U.S. Air Strikes inside Pakistan

 

The Pakistani military is so angry over the U.S. airstrikes inside pakistan that it is threatening to postpone or cancel an American program to train a paramilitary force in counterinsurgency for combating Islamic militants, two Pakistani government officials said.

The U.S. alliance with Pakistan - born after the terrorist attacks of Sept. 11, 2001, as an important vehicle for the fight against terrorism - now stands deeply scarred by the June 10 airstrikes, Pakistani officials and Western diplomats said. In fact, some Pakistani officials are accusing the United States of purposefully firing on their military, an accusation the Americans deny.
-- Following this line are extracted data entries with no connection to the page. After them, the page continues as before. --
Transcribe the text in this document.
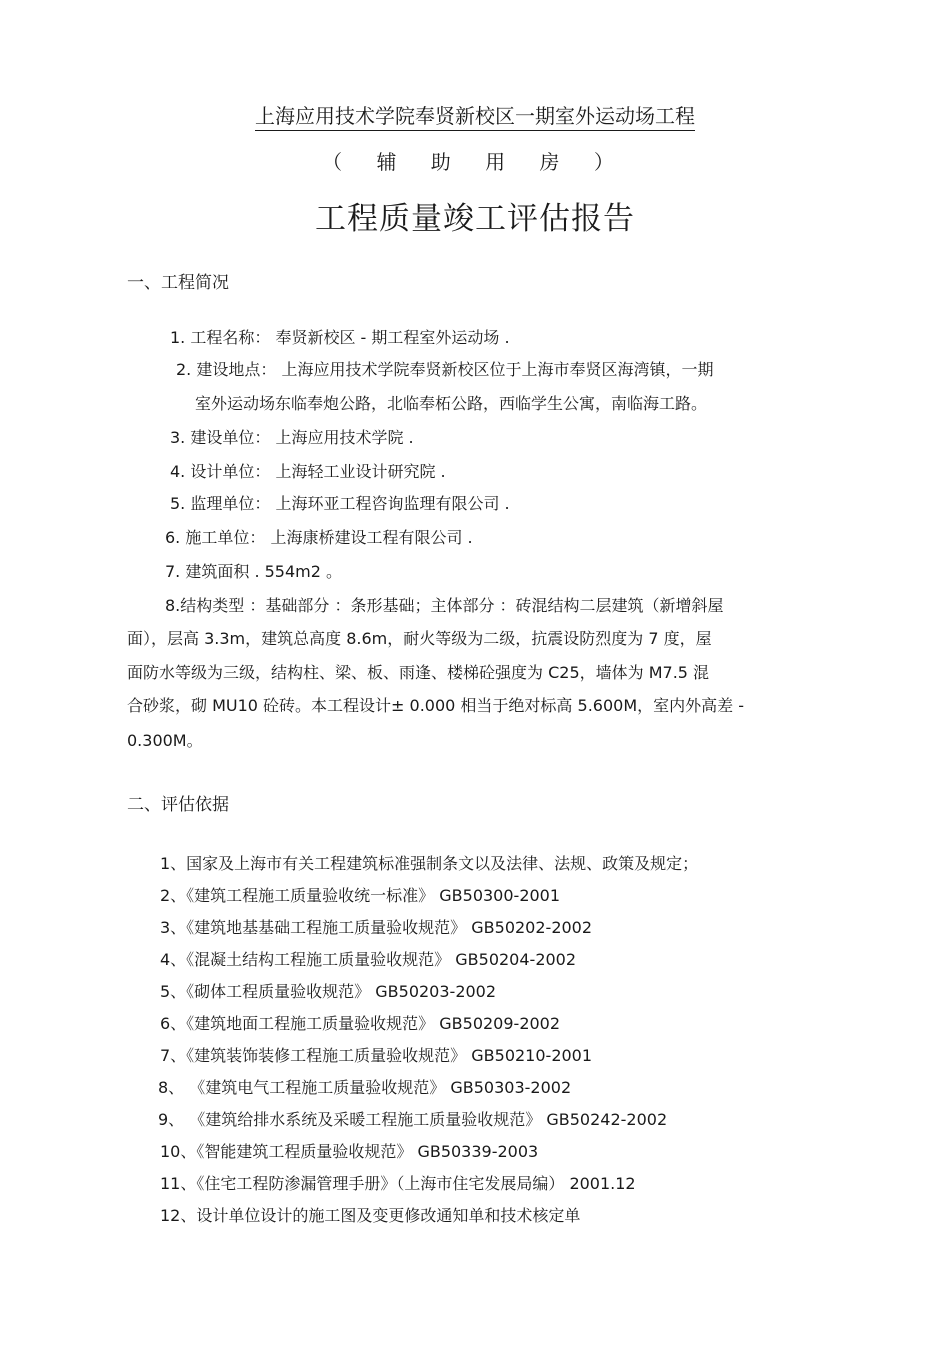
上海应用技术学院奉贤新校区一期室外运动场工程
（ 辅 助 用 房 ）
工程质量竣工评估报告
一、工程简况
1. 工程名称： 奉贤新校区 - 期工程室外运动场 .
2. 建设地点： 上海应用技术学院奉贤新校区位于上海市奉贤区海湾镇，一期
室外运动场东临奉炮公路，北临奉柘公路，西临学生公寓，南临海工路。
3. 建设单位： 上海应用技术学院 .
4. 设计单位： 上海轻工业设计研究院 .
5. 监理单位： 上海环亚工程咨询监理有限公司 .
6. 施工单位： 上海康桥建设工程有限公司 .
7. 建筑面积 . 554m2 。
8.结构类型 ：基础部分 ：条形基础；主体部分 ：砖混结构二层建筑（新增斜屋
面），层高 3.3m，建筑总高度 8.6m，耐火等级为二级，抗震设防烈度为 7 度，屋
面防水等级为三级，结构柱、梁、板、雨逢、楼梯砼强度为 C25，墙体为 M7.5 混
合砂浆，砌 MU10 砼砖。本工程设计± 0.000 相当于绝对标高 5.600M，室内外高差 -
0.300M。
二、评估依据
1、国家及上海市有关工程建筑标准强制条文以及法律、法规、政策及规定；
2、《建筑工程施工质量验收统一标准》 GB50300-2001
3、《建筑地基基础工程施工质量验收规范》 GB50202-2002
4、《混凝土结构工程施工质量验收规范》 GB50204-2002
5、《砌体工程质量验收规范》 GB50203-2002
6、《建筑地面工程施工质量验收规范》 GB50209-2002
7、《建筑装饰装修工程施工质量验收规范》 GB50210-2001
8、 《建筑电气工程施工质量验收规范》 GB50303-2002
9、 《建筑给排水系统及采暖工程施工质量验收规范》 GB50242-2002
10、《智能建筑工程质量验收规范》 GB50339-2003
11、《住宅工程防渗漏管理手册》（上海市住宅发展局编） 2001.12
12、设计单位设计的施工图及变更修改通知单和技术核定单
                                                                              Pakistan-
Rawalpindi city

"This is the first time the United States has deliberately targeted cooperating Pakistani forces," said Jehangir Karamat, a former chief of the Pakistani Army and a former ambassador to the United States. "There has been no statement by the United States that this was 'friendly fire' and that the intention was not to target Pakistani forces."

The Pakistanis continue to dispute key parts of the American account of the airstrikes, which killed 11 soldiers from the Frontier Corps, the very paramilitary force Washington has already begun spending $400 million to train.

The recriminations have exposed the underlying mistrust in the alliance, which has been held together in large part by the personal relationship between President Pervez Musharraf and President George W. Bush.